In my last blog, Operations per Joule, I talked about digital, analog, and the brain — comparing the energy efficiency of each and questioning the approach we take to solve problems.
The brain gets all of its advantage by working with physics rather than using some foreign mechanism to capture and process information. We don't yet know how it does all of it, but there is one aspect of the brain that is very clear: It relies on large amounts of slow communications rather than concentrating communications into a few very fast channels. The systems we design are based on how fast we can make communications, attempting to optimize either the throughput or latency.
We talk about signal propagation times in a computer in the nanosecond range, while for the brain it is in the millisecond range. It would appear that computers have a 106 speed advantage, and yet we cannot even come close to the total processing power.
Now, I want to tread on shaky ground for a moment and I hope nobody takes offense. Haier and Jung are neuroscientists who have been studying the brain for a long time. In a 2005 report they determined that men tend to have more gray matter while women have more white matter. Gray matter loosely equates to processing function while white matter equates to communications matter. The fact that both men and women seem to have similar mental abilities would imply that the two are partially interchangeable in that they both provide a certain level of capability.
In the digital world, there is a very clear distinction between what is processing and what is communications. We have, in fact, even built all of the programming paradigms around the fact that computation is faster than communications, so we attempt to minimize the latter as much as we can. We also separate memory from computation and cluster, primarily for practical fabrication reasons, but this inadvertently puts communications in the way of computation.
So while we have managed to create communications that are much faster than what happens in the brain, we have not managed to use them to our advantage. In the analog world, we are perhaps closer to the brain model in the way that computation and communications are not really that separate. Wires connect components in a network and can even perform some aspects of the computation itself. In the previous blog I used Kirchhoff's current law to demonstrate how a wire can perform an addition.

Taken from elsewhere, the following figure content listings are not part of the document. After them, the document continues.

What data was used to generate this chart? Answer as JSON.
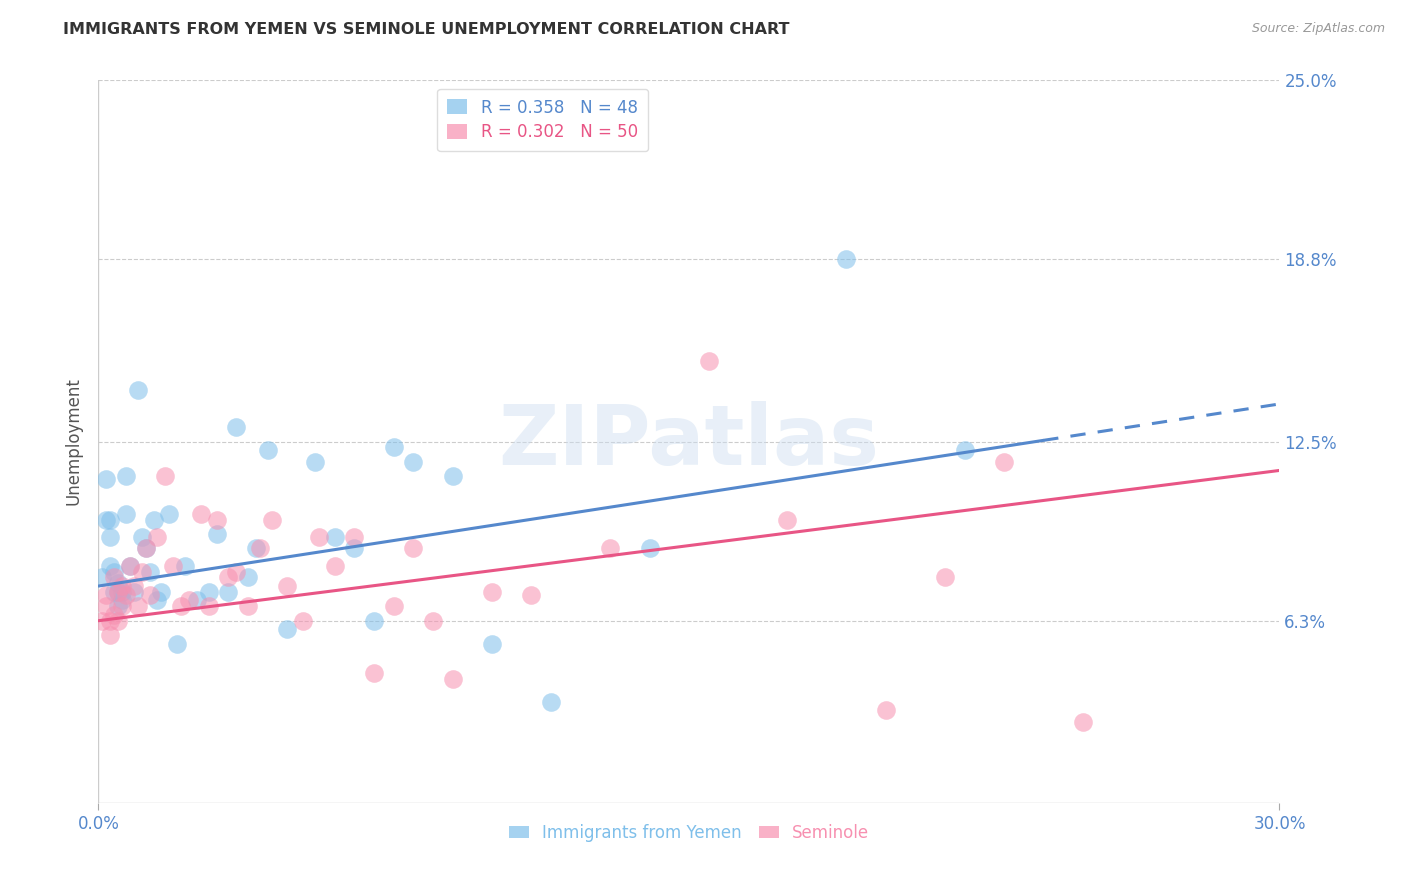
{
  "title": "IMMIGRANTS FROM YEMEN VS SEMINOLE UNEMPLOYMENT CORRELATION CHART",
  "source": "Source: ZipAtlas.com",
  "ylabel": "Unemployment",
  "xlim": [
    0.0,
    0.3
  ],
  "ylim": [
    0.0,
    0.25
  ],
  "ytick_values": [
    0.063,
    0.125,
    0.188,
    0.25
  ],
  "ytick_labels": [
    "6.3%",
    "12.5%",
    "18.8%",
    "25.0%"
  ],
  "watermark": "ZIPatlas",
  "series1_color": "#7fbfea",
  "series2_color": "#f790b0",
  "trendline1_color": "#5588cc",
  "trendline2_color": "#e85585",
  "series1_label": "Immigrants from Yemen",
  "series2_label": "Seminole",
  "legend_R1": "R = 0.358",
  "legend_N1": "N = 48",
  "legend_R2": "R = 0.302",
  "legend_N2": "N = 50",
  "series1_x": [
    0.001,
    0.002,
    0.002,
    0.003,
    0.003,
    0.003,
    0.004,
    0.004,
    0.005,
    0.005,
    0.005,
    0.006,
    0.006,
    0.007,
    0.007,
    0.008,
    0.009,
    0.01,
    0.011,
    0.012,
    0.013,
    0.014,
    0.015,
    0.016,
    0.018,
    0.02,
    0.022,
    0.025,
    0.028,
    0.03,
    0.033,
    0.035,
    0.038,
    0.04,
    0.043,
    0.048,
    0.055,
    0.06,
    0.065,
    0.07,
    0.075,
    0.08,
    0.09,
    0.1,
    0.115,
    0.14,
    0.19,
    0.22
  ],
  "series1_y": [
    0.078,
    0.098,
    0.112,
    0.082,
    0.092,
    0.098,
    0.073,
    0.08,
    0.068,
    0.073,
    0.076,
    0.07,
    0.073,
    0.1,
    0.113,
    0.082,
    0.073,
    0.143,
    0.092,
    0.088,
    0.08,
    0.098,
    0.07,
    0.073,
    0.1,
    0.055,
    0.082,
    0.07,
    0.073,
    0.093,
    0.073,
    0.13,
    0.078,
    0.088,
    0.122,
    0.06,
    0.118,
    0.092,
    0.088,
    0.063,
    0.123,
    0.118,
    0.113,
    0.055,
    0.035,
    0.088,
    0.188,
    0.122
  ],
  "series2_x": [
    0.001,
    0.002,
    0.002,
    0.003,
    0.003,
    0.004,
    0.004,
    0.005,
    0.005,
    0.006,
    0.006,
    0.007,
    0.008,
    0.009,
    0.01,
    0.011,
    0.012,
    0.013,
    0.015,
    0.017,
    0.019,
    0.021,
    0.023,
    0.026,
    0.028,
    0.03,
    0.033,
    0.035,
    0.038,
    0.041,
    0.044,
    0.048,
    0.052,
    0.056,
    0.06,
    0.065,
    0.07,
    0.075,
    0.08,
    0.085,
    0.09,
    0.1,
    0.11,
    0.13,
    0.155,
    0.175,
    0.2,
    0.215,
    0.23,
    0.25
  ],
  "series2_y": [
    0.063,
    0.068,
    0.072,
    0.058,
    0.063,
    0.065,
    0.078,
    0.063,
    0.073,
    0.068,
    0.075,
    0.072,
    0.082,
    0.075,
    0.068,
    0.08,
    0.088,
    0.072,
    0.092,
    0.113,
    0.082,
    0.068,
    0.07,
    0.1,
    0.068,
    0.098,
    0.078,
    0.08,
    0.068,
    0.088,
    0.098,
    0.075,
    0.063,
    0.092,
    0.082,
    0.092,
    0.045,
    0.068,
    0.088,
    0.063,
    0.043,
    0.073,
    0.072,
    0.088,
    0.153,
    0.098,
    0.032,
    0.078,
    0.118,
    0.028
  ],
  "trendline1_x_start": 0.0,
  "trendline1_x_solid_end": 0.24,
  "trendline1_x_end": 0.3,
  "trendline1_y_start": 0.075,
  "trendline1_y_end": 0.138,
  "trendline2_x_start": 0.0,
  "trendline2_x_end": 0.3,
  "trendline2_y_start": 0.063,
  "trendline2_y_end": 0.115
}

What we don't seem to have worked out is how to deal with noise in the analog world. It is generally accepted that the brain is very noisy and uses redundancy, either within or externally (multiple people thinking about a problem). It's as if one mind can never really be trusted, so multiple minds can compensate for it. It is not clear if the brain uses averaging or if it excludes the outliers through some form of threshold, but one thing is clear — it does not define noise as the number of bits of resolution that can be placed into a digital flow; it is more about how useful the result is for an intended function.

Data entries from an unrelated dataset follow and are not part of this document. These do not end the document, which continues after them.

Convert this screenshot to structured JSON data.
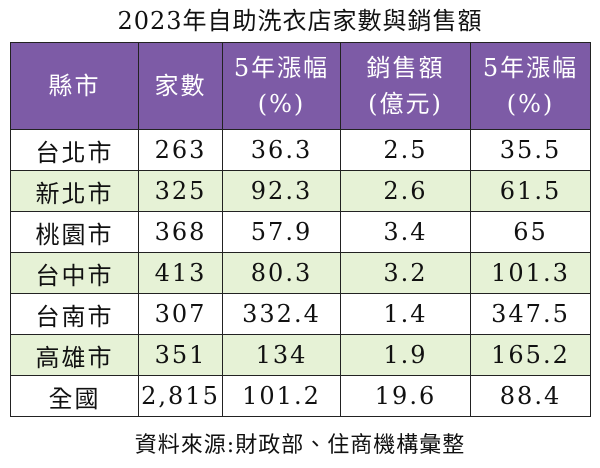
{
  "title": "2023年自助洗衣店家數與銷售額",
  "table": {
    "header": [
      [
        "縣市"
      ],
      [
        "家數"
      ],
      [
        "5年漲幅",
        "(%)"
      ],
      [
        "銷售額",
        "(億元)"
      ],
      [
        "5年漲幅",
        "(%)"
      ]
    ],
    "rows": [
      [
        "台北市",
        "263",
        "36.3",
        "2.5",
        "35.5"
      ],
      [
        "新北市",
        "325",
        "92.3",
        "2.6",
        "61.5"
      ],
      [
        "桃園市",
        "368",
        "57.9",
        "3.4",
        "65"
      ],
      [
        "台中市",
        "413",
        "80.3",
        "3.2",
        "101.3"
      ],
      [
        "台南市",
        "307",
        "332.4",
        "1.4",
        "347.5"
      ],
      [
        "高雄市",
        "351",
        "134",
        "1.9",
        "165.2"
      ],
      [
        "全國",
        "2,815",
        "101.2",
        "19.6",
        "88.4"
      ]
    ]
  },
  "source": "資料來源:財政部、住商機構彙整"
}
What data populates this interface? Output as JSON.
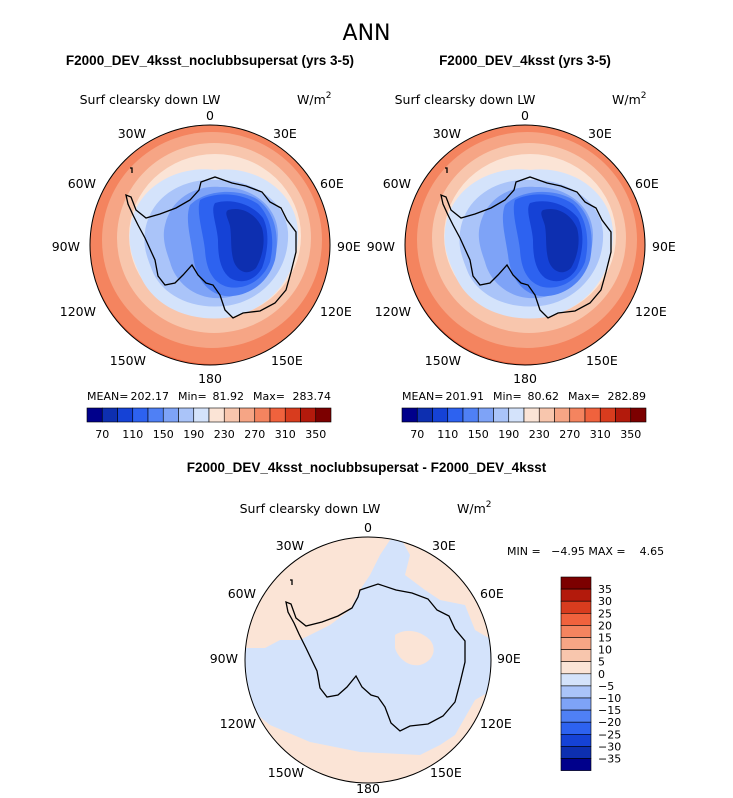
{
  "figure": {
    "title": "ANN",
    "colors": {
      "abs_scale": [
        "#00008b",
        "#0d2fb0",
        "#1542d6",
        "#2d62f0",
        "#4f80f5",
        "#7ea3f7",
        "#aac4f9",
        "#d4e3fb",
        "#fbe4d6",
        "#f8c6ad",
        "#f6a585",
        "#f4845f",
        "#f0623d",
        "#d83c1e",
        "#b31a0c",
        "#7c0000"
      ],
      "diff_scale": [
        "#00008b",
        "#0d2fb0",
        "#1542d6",
        "#2d62f0",
        "#4f80f5",
        "#7ea3f7",
        "#aac4f9",
        "#d4e3fb",
        "#fbe4d6",
        "#f8c6ad",
        "#f6a585",
        "#f4845f",
        "#f0623d",
        "#d83c1e",
        "#b31a0c",
        "#7c0000"
      ]
    }
  },
  "panels": [
    {
      "title": "F2000_DEV_4ksst_noclubbsupersat (yrs 3-5)",
      "variable": "Surf clearsky down LW",
      "units_base": "W/m",
      "units_exp": "2",
      "stats": {
        "mean_label": "MEAN=",
        "mean": "202.17",
        "min_label": "Min=",
        "min": "81.92",
        "max_label": "Max=",
        "max": "283.74"
      },
      "colorbar_labels": [
        "70",
        "110",
        "150",
        "190",
        "230",
        "270",
        "310",
        "350"
      ]
    },
    {
      "title": "F2000_DEV_4ksst (yrs 3-5)",
      "variable": "Surf clearsky down LW",
      "units_base": "W/m",
      "units_exp": "2",
      "stats": {
        "mean_label": "MEAN=",
        "mean": "201.91",
        "min_label": "Min=",
        "min": "80.62",
        "max_label": "Max=",
        "max": "282.89"
      },
      "colorbar_labels": [
        "70",
        "110",
        "150",
        "190",
        "230",
        "270",
        "310",
        "350"
      ]
    }
  ],
  "diff_panel": {
    "title": "F2000_DEV_4ksst_noclubbsupersat - F2000_DEV_4ksst",
    "variable": "Surf clearsky down LW",
    "units_base": "W/m",
    "units_exp": "2",
    "stats_text": "MIN =   −4.95 MAX =    4.65",
    "colorbar_labels": [
      "35",
      "30",
      "25",
      "20",
      "15",
      "10",
      "5",
      "0",
      "−5",
      "−10",
      "−15",
      "−20",
      "−25",
      "−30",
      "−35"
    ]
  },
  "map": {
    "longitude_labels": [
      "0",
      "30E",
      "60E",
      "90E",
      "120E",
      "150E",
      "180",
      "150W",
      "120W",
      "90W",
      "60W",
      "30W"
    ]
  }
}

It is possible that the brain has a better manufacturing system than our chips and that this process yields more consistent performance in each of the cells, but there are techniques such as digitally assisted analog that can be used to compensate for some of this and that will be the subject of some future blogs. But for now I will leave you with a question: Did the introduction of digital into the processing chain make life more difficult for analog design? Would certain things be easier if they went back to being all analog?